'To best serve cheesemakers and consumers, a common sense approach must apply to names in long-standing common usage,' says ACS President Greg O'Neill.
Denver, CO (PRWEB) March 13, 2014
American cheesemakers are a creative and innovative bunch. They are also traditionalists in how they approach the history of cheese and the methods used to create cheeses with those rich histories. Much of that history stems from Europe. When European immigrants came to the New World centuries ago, they brought with them the recipes and traditions of preserving milk by making it solid. Cheeses were known by the names brought over from the continent, and over the course of hundreds of years, the names have become generic in the minds of consumers. Brie, havarti, ricotta, parmesan, cheddar…these names have become identifiers of types of cheeses that are now known commonly and widely throughout the world.
“Many world-famous cheeses gained popularity with consumers precisely because versions made by immigrants abroad were readily available to a New World audience,” says ACS President, Greg O’Neill of Chicago’s Pastoral Artisan Cheese, Bread and Wine. “Pastoral serves and sells great cheeses from around the globe. We and our customers value the variety and uniqueness of these cheeses, and respect specific geographical indications that are protected. But to best serve cheesemakers and consumers,” O’Neill continues, “a common sense approach must apply to names in long-standing common usage. After building the awareness, appreciation, and availability of such cheeses, it would be detrimental to eliminate the broad, universally-understood language of cheese.”
Any international trade agreement exists to remove borders, expand markets, and lift barriers to consumer access to products. Such an agreement cannot truly be free and respectful of the spirit of “free trade” if restrictions are placed on long-standing products and product names that ostensibly limit trade in a new way within the framework of “free trade.” Common sense should prevail over nationalism and protectionism in this realm, and as such, ACS, on behalf of its 1,500 cheese industry members, hopes that the Transatlantic Trade and Investment Partnership (TTIP) will be built upon a few basic tenets.

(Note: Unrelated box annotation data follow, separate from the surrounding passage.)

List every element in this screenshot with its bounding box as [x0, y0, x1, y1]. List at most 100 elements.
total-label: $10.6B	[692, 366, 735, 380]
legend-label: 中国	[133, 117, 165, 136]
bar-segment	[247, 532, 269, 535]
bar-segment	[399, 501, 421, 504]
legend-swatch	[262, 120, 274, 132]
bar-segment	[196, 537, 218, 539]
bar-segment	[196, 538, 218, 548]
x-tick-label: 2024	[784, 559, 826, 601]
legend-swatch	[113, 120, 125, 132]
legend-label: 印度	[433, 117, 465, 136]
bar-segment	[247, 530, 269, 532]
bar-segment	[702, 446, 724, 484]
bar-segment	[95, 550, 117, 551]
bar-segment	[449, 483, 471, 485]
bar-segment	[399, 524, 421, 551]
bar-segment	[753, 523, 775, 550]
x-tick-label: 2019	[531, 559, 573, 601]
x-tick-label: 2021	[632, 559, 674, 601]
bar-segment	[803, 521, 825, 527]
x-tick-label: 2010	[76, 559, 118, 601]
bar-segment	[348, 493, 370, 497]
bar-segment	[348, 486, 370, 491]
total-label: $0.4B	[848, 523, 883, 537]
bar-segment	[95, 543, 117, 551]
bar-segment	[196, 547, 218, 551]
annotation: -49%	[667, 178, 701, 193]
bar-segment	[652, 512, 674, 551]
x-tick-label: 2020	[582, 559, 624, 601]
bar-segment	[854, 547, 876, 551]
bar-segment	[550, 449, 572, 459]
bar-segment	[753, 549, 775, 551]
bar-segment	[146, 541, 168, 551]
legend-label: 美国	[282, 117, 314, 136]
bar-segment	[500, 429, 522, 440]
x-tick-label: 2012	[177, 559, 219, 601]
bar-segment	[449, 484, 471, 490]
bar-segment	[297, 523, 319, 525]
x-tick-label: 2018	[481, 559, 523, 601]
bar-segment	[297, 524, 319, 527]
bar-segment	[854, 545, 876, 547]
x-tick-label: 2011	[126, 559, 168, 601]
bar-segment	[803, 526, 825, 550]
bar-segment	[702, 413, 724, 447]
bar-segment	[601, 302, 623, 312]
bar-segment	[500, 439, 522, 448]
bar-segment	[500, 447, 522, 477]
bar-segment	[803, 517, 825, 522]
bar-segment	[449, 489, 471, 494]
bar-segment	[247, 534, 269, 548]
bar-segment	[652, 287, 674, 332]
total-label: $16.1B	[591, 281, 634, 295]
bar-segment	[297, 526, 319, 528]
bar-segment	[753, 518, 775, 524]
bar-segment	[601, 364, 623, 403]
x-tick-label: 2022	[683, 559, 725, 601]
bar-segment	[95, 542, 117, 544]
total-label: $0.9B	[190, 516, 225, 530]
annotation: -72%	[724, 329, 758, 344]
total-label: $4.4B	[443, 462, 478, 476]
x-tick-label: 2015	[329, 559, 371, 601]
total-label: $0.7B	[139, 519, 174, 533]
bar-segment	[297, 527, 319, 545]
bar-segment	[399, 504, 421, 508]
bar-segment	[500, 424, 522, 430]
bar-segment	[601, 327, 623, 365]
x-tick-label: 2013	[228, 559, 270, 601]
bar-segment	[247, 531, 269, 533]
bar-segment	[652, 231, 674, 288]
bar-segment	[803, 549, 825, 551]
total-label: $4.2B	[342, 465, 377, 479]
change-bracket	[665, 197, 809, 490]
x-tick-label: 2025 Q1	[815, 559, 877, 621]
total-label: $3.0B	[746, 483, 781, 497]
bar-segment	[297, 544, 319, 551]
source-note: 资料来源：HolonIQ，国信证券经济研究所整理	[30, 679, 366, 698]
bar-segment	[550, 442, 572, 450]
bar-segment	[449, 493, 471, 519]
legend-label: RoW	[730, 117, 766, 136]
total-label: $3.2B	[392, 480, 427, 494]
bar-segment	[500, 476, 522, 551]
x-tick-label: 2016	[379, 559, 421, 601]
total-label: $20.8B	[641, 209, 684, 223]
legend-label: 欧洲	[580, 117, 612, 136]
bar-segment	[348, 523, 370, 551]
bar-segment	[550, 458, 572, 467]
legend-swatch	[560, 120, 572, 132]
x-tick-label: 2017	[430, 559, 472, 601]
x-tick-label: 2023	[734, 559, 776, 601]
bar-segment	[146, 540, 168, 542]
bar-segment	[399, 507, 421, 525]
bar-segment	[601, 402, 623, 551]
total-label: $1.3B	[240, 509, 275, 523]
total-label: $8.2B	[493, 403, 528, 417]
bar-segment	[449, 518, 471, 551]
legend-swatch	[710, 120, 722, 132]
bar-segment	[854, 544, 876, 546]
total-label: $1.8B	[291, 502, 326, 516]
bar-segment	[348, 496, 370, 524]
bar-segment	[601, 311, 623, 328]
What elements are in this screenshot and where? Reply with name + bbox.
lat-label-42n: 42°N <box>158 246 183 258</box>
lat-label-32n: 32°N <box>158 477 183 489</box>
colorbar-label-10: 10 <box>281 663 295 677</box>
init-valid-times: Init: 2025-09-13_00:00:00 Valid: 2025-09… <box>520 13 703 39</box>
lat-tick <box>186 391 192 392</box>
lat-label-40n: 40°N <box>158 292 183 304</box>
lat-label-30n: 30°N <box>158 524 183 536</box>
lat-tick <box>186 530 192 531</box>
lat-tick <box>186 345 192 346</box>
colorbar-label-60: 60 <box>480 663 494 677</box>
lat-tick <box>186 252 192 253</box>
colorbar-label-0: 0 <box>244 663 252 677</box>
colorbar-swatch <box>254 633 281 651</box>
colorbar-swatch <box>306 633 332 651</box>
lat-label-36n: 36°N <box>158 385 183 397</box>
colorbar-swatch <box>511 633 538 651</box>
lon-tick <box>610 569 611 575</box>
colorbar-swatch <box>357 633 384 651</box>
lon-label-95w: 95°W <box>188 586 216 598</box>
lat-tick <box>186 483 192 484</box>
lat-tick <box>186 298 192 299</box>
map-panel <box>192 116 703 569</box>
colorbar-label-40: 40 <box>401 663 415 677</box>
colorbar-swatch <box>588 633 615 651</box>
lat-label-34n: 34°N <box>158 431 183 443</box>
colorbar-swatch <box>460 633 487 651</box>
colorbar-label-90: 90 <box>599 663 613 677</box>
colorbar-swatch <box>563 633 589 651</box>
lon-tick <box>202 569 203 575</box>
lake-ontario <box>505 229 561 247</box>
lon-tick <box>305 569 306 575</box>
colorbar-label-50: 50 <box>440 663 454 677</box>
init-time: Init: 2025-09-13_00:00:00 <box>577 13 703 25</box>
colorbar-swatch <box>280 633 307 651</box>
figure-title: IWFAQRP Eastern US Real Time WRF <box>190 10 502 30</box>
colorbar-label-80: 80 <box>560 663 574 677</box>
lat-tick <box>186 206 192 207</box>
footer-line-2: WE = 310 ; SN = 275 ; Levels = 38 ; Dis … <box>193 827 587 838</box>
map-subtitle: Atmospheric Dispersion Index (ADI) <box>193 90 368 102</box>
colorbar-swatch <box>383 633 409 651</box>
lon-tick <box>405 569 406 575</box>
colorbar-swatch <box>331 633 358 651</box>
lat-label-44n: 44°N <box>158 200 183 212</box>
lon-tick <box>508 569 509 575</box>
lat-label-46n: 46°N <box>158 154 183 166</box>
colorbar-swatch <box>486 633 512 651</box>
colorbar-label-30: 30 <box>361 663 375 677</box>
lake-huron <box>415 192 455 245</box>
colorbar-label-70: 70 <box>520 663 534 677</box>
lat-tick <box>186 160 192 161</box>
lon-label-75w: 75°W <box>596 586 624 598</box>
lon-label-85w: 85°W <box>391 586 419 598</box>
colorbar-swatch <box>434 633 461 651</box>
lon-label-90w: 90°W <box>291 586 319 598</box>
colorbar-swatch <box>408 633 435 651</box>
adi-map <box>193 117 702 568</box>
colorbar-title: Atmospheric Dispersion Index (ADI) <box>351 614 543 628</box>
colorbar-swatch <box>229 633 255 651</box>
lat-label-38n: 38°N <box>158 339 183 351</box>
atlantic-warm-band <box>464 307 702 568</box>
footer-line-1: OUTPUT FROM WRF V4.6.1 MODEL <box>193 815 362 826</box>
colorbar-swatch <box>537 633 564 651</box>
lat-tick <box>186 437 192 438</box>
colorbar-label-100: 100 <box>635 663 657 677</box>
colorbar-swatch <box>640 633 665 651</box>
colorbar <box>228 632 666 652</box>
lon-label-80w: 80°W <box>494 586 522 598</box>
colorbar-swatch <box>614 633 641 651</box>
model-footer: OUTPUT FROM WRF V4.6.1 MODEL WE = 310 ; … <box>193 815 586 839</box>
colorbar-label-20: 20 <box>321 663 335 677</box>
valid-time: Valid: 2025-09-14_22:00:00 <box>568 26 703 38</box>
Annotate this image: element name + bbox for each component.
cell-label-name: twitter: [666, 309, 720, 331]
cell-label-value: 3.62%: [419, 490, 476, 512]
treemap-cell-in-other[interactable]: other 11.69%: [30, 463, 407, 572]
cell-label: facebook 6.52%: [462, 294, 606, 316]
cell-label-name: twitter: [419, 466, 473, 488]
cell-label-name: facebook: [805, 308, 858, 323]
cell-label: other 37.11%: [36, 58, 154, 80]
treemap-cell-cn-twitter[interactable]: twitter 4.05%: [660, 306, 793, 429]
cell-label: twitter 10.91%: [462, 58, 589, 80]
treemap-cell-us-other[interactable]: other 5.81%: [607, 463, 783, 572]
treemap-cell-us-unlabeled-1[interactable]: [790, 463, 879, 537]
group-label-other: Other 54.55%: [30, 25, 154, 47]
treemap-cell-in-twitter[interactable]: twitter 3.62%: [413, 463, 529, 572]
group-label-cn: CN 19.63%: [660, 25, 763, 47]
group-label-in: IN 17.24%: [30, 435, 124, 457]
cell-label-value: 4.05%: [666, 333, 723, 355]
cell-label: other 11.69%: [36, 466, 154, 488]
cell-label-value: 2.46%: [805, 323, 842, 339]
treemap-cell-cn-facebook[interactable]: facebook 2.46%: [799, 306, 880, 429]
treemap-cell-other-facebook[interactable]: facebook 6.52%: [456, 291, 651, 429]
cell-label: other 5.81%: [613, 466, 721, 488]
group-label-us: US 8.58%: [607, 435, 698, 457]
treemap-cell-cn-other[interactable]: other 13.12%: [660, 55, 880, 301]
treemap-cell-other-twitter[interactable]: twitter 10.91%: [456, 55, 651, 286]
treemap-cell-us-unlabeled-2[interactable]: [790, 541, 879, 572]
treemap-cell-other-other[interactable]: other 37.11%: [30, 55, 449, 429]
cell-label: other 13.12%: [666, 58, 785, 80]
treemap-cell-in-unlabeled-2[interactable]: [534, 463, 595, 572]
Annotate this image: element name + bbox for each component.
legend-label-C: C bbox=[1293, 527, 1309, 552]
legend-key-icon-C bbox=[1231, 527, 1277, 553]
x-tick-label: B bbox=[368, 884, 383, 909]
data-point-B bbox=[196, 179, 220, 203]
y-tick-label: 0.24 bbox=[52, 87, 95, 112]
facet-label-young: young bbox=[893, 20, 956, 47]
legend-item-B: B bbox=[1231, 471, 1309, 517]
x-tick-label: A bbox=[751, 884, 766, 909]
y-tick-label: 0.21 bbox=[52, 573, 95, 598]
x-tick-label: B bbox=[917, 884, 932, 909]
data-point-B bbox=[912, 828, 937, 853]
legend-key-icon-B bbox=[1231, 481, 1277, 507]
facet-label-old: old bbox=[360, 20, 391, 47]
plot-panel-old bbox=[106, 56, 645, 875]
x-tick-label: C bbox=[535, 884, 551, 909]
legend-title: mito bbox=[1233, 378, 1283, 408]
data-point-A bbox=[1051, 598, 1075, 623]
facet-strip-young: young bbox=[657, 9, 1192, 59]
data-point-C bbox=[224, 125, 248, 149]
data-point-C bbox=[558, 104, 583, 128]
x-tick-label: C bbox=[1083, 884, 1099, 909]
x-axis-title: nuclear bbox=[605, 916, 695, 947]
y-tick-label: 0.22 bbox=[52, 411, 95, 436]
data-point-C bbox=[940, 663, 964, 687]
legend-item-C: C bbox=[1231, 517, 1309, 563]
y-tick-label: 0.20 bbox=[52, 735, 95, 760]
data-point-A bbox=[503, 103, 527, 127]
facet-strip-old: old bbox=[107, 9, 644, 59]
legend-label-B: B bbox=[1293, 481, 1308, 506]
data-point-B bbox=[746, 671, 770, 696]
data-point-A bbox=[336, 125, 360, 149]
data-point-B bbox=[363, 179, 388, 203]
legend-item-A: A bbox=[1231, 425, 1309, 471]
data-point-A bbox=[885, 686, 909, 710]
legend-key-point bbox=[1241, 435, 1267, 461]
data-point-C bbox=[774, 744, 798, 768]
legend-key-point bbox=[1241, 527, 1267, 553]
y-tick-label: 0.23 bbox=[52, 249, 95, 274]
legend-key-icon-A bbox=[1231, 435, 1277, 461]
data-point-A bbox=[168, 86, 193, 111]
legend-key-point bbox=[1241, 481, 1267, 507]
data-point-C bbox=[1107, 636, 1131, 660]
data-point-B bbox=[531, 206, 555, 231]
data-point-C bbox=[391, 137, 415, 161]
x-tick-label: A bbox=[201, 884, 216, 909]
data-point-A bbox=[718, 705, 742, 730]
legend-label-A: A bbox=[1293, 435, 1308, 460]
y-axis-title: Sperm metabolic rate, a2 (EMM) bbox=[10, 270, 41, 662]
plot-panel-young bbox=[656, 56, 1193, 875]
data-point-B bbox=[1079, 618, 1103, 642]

- Recognize, respect, and value the hard work of cheesemakers around the globe.
- Value and honor geographical indications of cheeses, such as AOC and DOP, as very strict, clearly defined classifications that protect specific, regional cheeses in Europe and must not be used for any cheeses that do not meet the stringent geographic and manufacturing protocols proscribed. Cheeses like Parmigiano-Reggiano and Brie de Meaux should be protected as the original, historical precursors of more generically named parmesan and brie.
- A belief that free trade cannot truly be free if restrictions are placed on existing products that limit consumer access and understanding. Free trade should open borders and allow nations to more easily and affordably share resources and products.
- An expectation that all cheeses be clearly marked with country of origin so that consumers are fully aware of where products are made and exactly what they are purchasing.
Great cheese and great cheesemakers deserve recognition for their work, and also the ability to continue that work unimpeded by the semantics and politics of international trade negotiations.
About the American Cheese Society (ACS)
ACS is the leading organization supporting the understanding, appreciation, and promotion of artisan, farmstead, and specialty cheeses produced in the Americas. At 1,500 members strong, ACS provides advocacy, education, business development, and networking opportunities for cheesemakers, retailers, enthusiasts, and extended industry. ACS strives to continually raise the quality and availability of cheese in the Americas. Since its founding in 1983, ACS proudly hosts the foremost annual educational conference and world-renowned cheese judging and competition in North America.